Präsident Recep Tayyip Erdoğan erklärte in einer Rede bei einer Veranstaltung zum Thema "Stadt und Raum in unserer Zivilisation": "Der Absturz unseres Militärflugzeugs, das sich auf dem Weg von Aserbaidschan in unser Land befand, hat uns zutiefst betrübt. Ich hoffe, dass wir diesen Unfall mit so wenig Schaden wie möglich überstehen. Möge Gott unseren Märtyrern gnädig sein."

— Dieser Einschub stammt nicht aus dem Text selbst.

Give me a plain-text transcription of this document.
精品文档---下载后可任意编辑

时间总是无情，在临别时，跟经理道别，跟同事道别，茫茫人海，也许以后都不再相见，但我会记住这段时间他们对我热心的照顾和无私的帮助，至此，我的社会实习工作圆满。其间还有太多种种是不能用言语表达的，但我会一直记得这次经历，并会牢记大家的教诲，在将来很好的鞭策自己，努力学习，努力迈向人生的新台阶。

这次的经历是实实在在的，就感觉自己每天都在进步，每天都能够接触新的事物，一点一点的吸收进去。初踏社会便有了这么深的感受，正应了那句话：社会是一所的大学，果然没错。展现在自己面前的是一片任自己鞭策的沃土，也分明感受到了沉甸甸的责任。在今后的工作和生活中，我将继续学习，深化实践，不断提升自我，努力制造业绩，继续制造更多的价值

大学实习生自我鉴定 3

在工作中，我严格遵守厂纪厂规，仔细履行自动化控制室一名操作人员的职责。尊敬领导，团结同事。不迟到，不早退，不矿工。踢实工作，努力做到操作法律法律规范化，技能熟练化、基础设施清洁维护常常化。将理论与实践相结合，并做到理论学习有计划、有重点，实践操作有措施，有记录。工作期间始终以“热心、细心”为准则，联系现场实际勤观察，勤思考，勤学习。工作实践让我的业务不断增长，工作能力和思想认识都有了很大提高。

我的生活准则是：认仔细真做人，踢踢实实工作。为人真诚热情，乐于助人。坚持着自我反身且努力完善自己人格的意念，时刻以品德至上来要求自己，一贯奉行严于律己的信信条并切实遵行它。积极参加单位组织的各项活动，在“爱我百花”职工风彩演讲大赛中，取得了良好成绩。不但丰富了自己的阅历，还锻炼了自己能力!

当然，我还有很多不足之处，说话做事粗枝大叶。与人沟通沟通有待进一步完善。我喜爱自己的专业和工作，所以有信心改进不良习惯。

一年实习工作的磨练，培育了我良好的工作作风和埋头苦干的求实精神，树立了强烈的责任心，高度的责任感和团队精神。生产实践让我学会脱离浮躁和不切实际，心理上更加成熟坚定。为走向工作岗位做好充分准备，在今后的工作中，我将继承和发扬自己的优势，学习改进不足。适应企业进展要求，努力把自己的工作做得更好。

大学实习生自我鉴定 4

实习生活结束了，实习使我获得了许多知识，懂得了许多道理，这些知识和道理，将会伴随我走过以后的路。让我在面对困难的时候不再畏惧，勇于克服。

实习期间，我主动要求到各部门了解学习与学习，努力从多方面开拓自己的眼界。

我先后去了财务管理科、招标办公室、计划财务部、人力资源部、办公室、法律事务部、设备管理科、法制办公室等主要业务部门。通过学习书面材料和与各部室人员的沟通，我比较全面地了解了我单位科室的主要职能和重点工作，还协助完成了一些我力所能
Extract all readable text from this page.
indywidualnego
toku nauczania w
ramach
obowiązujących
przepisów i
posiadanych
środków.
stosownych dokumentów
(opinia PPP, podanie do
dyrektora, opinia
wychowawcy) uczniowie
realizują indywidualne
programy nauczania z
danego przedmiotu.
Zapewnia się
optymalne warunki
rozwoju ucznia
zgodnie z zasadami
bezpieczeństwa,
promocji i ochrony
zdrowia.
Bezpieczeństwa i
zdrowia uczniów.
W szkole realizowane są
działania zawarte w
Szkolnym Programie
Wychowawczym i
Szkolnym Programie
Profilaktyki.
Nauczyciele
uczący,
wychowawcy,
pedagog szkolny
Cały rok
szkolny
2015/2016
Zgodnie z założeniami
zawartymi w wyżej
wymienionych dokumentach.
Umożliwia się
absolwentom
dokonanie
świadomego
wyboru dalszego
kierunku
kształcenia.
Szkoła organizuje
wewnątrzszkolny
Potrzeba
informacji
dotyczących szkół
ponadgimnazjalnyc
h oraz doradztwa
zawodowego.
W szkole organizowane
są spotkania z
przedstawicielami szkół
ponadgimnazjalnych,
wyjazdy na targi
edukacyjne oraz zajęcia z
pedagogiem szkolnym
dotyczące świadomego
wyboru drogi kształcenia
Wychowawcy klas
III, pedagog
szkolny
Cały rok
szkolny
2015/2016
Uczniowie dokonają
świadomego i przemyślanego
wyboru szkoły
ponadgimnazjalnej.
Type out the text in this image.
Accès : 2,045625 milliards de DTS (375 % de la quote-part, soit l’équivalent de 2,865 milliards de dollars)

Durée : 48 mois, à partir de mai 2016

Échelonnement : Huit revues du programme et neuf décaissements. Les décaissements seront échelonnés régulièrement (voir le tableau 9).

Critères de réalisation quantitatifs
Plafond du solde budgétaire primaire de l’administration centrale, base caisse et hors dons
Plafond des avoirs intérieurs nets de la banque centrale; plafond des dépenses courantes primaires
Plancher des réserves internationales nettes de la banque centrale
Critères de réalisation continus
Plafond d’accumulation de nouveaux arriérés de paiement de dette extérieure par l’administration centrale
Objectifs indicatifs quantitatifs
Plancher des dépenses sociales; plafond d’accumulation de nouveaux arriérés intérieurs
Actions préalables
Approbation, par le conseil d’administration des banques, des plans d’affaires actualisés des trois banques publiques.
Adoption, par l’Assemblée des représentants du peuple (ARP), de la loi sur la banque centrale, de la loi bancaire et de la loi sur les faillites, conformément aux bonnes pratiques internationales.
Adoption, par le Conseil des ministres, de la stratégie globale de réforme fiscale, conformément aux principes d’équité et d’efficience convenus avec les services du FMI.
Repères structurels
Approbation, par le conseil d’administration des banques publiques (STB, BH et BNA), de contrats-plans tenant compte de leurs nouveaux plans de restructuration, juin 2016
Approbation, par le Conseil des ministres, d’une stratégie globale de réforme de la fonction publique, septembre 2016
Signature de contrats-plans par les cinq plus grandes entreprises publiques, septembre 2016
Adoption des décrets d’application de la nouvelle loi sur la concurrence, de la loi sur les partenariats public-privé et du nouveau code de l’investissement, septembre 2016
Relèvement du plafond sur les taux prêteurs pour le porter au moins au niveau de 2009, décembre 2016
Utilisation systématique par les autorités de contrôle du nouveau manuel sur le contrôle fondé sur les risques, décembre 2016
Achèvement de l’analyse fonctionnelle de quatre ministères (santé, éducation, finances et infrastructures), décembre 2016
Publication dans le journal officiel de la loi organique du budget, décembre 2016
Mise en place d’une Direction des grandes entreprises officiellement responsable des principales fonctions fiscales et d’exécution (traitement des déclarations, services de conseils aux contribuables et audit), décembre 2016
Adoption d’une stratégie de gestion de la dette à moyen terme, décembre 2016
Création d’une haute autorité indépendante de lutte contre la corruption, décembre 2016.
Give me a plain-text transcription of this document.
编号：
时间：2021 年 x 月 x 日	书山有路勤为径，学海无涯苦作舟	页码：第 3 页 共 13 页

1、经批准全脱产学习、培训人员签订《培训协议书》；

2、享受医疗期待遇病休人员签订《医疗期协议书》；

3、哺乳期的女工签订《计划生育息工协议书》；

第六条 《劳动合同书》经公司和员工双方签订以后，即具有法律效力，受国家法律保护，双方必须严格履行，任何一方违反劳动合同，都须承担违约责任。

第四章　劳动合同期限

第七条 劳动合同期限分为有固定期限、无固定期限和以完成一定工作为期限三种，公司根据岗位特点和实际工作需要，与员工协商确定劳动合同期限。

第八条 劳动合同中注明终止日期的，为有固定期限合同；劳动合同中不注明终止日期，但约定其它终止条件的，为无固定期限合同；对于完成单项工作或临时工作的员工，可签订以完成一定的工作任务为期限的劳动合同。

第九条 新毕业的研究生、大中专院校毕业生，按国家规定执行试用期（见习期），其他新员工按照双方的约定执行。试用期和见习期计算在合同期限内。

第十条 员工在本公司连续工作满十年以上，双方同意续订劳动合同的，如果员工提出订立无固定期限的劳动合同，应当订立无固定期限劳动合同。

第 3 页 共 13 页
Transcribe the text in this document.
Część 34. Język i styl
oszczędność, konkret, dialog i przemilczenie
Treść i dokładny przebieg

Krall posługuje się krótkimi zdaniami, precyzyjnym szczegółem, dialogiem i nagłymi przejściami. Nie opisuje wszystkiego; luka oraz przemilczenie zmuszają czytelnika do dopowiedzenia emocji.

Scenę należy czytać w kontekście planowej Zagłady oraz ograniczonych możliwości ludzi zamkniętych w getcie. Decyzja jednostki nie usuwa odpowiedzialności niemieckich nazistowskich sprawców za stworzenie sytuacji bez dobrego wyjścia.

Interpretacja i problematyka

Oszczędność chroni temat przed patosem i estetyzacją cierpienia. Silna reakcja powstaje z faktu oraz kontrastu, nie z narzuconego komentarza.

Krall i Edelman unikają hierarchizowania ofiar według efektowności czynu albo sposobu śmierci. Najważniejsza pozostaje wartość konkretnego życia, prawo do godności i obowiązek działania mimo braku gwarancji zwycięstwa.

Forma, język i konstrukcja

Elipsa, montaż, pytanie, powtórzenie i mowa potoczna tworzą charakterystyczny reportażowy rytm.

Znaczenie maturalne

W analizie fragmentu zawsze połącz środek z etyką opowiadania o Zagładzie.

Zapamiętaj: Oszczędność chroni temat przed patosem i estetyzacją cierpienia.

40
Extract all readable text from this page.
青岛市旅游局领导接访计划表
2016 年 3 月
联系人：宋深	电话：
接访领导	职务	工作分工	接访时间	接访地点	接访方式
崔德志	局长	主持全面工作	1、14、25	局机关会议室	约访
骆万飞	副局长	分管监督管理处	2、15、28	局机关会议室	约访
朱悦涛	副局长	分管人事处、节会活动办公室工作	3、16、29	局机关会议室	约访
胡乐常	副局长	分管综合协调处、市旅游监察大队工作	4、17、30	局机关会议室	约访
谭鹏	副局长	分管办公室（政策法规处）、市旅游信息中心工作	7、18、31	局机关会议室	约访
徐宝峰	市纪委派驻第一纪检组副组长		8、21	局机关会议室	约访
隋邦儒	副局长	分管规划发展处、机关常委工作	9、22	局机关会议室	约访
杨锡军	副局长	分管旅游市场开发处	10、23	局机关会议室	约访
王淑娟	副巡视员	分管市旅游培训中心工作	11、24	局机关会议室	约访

Innenminister Ali Yerlikaya teilte mit, dass er bezüglich des Unfalls mit dem georgischen Innenminister Gela Geladze gesprochen habe. Yerlikaya sagte: "Die Such- und Rettungsarbeiten dauern an. Ich möchte unserem geschätzten Volk mein Beileid aussprechen."

Der Kommunikationsdirektor des Präsidenten, Burhanettin Duran, betonte, dass für einen korrekten Informationsfluss an die Öffentlichkeit auf die Erklärungen der offiziellen Stellen geachtet werden müsse. Duran sagte: "Es ist von großer Bedeutung, dass keine unbestätigten Informationen verbreitet werden."

Diese Stellungnahmen aus der Türkei nach dem Unfall haben die Ernsthaftigkeit des Vorfalls und die Bedeutung der Such- und Rettungsarbeiten erneut unterstrichen.